Rural locality in Chernihiv Oblast, Ukraine

Parafiivka (Парафіївка; Парафиевка) is a rural settlement in Pryluky Raion, Chernihiv Oblast, northern Ukraine. It hosts the administration of Parafiivka settlement hromada, one of the hromadas of Ukraine. Population: 2,169 (2022).

==History==
Until 18 July 2020, Parafiivka belonged to Ichnia Raion. The raion was abolished in July 2020 as part of the administrative reform of Ukraine, which reduced the number of raions of Chernihiv Oblast to five. The area of Ichnia Raion was merged into Pryluky Raion.

Until 26 January 2024, Parafiivka was designated urban-type settlement. On this day, a new law entered into force which abolished this status, and Parafiivka became a rural settlement.

== Geography ==
The Parafiivka is located in the north of Pryluky raion, 150 km from Chernihiv, 20 km from Ichna, and 55 km from Pryluky. The height above sea level is 164 m. The territory of the settlement located within the Dnieper Lowland.
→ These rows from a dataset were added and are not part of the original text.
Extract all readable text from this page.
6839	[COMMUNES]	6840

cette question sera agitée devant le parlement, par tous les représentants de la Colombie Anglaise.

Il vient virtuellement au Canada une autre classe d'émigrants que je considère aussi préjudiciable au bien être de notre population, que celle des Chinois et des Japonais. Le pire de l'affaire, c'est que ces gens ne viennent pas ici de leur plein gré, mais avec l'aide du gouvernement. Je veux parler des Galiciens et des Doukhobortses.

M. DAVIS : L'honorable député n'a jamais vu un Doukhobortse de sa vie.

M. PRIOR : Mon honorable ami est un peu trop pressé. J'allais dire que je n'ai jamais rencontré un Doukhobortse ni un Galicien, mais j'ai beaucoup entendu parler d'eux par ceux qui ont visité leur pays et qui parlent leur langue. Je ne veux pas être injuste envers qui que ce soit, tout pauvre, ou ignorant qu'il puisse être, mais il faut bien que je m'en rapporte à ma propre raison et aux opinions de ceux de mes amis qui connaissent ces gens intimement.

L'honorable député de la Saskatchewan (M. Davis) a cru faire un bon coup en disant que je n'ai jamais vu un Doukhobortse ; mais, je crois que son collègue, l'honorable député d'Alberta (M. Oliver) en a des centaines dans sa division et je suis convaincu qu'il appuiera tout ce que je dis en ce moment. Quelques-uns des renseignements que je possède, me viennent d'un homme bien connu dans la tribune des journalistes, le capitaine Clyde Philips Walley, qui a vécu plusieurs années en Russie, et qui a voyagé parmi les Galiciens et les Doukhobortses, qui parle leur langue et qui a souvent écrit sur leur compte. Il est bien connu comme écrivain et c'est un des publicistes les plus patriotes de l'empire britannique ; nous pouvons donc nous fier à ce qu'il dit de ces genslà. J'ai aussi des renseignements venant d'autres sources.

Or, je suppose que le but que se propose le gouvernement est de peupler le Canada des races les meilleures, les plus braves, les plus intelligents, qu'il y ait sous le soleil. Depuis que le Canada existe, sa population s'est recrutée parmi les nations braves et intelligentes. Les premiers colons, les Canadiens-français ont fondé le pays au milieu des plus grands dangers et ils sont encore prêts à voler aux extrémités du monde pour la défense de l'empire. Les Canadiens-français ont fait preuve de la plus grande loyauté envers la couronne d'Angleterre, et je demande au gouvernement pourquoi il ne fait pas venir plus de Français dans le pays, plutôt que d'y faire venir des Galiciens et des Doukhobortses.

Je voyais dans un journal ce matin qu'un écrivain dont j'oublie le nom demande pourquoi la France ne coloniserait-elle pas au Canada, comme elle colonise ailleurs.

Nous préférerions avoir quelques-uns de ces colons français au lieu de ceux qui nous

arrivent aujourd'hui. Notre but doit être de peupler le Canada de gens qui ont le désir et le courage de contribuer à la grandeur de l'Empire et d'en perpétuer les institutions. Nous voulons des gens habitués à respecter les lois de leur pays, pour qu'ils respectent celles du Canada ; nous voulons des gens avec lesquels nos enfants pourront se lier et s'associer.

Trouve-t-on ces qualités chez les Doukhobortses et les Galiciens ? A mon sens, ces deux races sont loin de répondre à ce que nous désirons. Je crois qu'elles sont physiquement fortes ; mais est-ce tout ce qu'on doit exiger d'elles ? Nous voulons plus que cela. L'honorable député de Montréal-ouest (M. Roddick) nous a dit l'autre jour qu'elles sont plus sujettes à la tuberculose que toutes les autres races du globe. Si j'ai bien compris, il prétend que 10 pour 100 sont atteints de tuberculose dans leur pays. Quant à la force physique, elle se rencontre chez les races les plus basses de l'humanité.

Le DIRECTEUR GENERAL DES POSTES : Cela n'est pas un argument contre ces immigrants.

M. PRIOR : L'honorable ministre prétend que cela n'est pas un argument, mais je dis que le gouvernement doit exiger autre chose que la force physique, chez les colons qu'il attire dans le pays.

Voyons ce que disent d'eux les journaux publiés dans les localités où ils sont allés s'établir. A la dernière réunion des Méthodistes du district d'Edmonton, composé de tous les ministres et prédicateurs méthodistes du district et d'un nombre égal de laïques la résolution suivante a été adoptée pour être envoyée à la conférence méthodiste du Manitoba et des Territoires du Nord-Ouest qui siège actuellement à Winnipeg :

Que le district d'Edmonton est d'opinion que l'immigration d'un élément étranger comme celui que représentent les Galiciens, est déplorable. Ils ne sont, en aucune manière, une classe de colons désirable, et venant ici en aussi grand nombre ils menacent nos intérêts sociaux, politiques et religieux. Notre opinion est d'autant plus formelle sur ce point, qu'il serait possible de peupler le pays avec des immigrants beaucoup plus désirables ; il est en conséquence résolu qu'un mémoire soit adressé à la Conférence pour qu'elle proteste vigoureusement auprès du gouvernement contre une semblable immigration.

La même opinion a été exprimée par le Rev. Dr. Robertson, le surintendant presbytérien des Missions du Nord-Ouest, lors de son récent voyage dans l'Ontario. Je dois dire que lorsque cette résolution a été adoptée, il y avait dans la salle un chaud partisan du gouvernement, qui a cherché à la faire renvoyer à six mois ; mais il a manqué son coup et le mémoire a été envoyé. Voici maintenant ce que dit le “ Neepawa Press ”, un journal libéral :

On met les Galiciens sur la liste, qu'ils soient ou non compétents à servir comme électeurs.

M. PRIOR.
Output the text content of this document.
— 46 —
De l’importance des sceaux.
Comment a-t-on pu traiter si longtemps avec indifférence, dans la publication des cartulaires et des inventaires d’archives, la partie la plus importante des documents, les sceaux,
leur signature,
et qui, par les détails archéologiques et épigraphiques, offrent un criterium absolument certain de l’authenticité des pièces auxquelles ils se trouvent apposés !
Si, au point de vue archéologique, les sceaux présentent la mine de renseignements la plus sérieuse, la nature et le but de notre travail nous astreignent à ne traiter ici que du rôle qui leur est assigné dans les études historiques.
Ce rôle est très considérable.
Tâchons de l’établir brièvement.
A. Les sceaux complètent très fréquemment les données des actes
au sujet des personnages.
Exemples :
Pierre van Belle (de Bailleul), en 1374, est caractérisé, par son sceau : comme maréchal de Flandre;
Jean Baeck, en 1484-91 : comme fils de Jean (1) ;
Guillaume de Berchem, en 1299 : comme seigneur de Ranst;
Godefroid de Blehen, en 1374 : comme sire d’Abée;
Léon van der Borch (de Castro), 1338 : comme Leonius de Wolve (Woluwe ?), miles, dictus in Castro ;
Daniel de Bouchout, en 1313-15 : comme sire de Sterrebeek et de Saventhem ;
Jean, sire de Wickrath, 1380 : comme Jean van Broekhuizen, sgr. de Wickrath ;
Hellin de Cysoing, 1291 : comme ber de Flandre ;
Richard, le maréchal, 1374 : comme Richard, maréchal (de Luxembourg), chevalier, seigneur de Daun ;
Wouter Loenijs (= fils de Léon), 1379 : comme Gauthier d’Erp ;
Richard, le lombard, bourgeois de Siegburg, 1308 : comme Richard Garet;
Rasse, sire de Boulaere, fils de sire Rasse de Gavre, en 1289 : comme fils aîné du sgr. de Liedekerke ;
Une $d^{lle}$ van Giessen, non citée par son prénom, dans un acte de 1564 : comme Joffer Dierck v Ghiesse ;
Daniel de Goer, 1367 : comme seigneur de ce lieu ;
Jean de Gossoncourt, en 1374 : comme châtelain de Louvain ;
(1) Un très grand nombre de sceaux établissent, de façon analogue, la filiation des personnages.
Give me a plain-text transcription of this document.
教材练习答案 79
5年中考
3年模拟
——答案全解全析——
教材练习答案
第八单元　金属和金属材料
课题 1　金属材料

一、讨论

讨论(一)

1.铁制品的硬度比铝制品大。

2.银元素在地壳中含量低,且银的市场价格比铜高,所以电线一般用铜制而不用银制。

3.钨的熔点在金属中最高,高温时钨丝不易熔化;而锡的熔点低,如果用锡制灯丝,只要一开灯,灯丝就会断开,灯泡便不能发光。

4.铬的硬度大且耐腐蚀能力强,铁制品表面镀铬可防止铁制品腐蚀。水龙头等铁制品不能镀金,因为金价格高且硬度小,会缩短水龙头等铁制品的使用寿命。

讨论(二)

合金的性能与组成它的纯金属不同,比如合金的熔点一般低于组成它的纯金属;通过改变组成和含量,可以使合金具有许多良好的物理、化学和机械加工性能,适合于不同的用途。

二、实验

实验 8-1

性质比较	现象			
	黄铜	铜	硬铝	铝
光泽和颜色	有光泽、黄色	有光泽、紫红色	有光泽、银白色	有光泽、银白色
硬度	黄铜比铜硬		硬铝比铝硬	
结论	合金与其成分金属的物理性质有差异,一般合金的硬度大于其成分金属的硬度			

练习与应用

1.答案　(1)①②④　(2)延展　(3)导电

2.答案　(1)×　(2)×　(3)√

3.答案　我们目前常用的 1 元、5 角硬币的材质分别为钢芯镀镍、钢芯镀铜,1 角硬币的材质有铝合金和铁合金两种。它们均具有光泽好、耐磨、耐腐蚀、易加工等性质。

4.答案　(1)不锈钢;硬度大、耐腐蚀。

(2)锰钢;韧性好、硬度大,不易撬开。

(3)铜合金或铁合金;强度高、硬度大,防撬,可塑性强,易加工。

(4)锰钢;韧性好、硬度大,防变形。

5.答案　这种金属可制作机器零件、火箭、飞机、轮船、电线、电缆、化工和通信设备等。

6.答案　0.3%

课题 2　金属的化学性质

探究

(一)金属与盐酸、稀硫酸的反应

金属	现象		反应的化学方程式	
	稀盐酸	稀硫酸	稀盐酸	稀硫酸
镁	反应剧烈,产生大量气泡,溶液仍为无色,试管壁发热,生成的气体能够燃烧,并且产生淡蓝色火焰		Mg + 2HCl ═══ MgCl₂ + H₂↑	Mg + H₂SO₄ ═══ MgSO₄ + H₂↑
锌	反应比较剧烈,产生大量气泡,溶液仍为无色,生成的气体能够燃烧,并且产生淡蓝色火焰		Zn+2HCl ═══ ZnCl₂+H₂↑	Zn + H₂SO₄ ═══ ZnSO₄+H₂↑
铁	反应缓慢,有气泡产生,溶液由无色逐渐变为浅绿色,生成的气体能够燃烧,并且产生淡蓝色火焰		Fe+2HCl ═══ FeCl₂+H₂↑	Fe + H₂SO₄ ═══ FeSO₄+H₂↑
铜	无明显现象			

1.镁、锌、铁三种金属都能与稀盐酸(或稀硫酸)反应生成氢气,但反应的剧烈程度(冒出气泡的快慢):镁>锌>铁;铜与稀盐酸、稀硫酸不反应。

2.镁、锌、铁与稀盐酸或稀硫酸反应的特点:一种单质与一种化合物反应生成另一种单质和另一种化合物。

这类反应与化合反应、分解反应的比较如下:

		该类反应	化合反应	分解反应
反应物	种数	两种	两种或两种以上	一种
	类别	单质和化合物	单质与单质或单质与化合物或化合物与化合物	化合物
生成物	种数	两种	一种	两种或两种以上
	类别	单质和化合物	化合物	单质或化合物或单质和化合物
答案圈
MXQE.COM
The relief of the Parafiivka surface is a lowland plain, in places dissected by river valleys. There are many ponds in Parafiivka.

The climate of Parafiivka is moderately continental, with warm summers and relatively mild winters. The average temperature in January is about -7 °C, and in July - +19 °C. The average annual precipitation ranges from 550 to 660 mm, with the highest amount of precipitation in the summer period.

The soil cover of the settlement is dominated by chernozem and podzolized soils. The Parafiivka is located the forest steppe, on the Polesia.

==Economy==
===Transportation===
Kochanovka railway station, located in Parafiivka, is a terminal station of the Bakhmach-Pryluky railway.

Regional highways to Ichnia pass through Parafiivka, as well as the state Highway H08, connecting Kyiv and Sumy.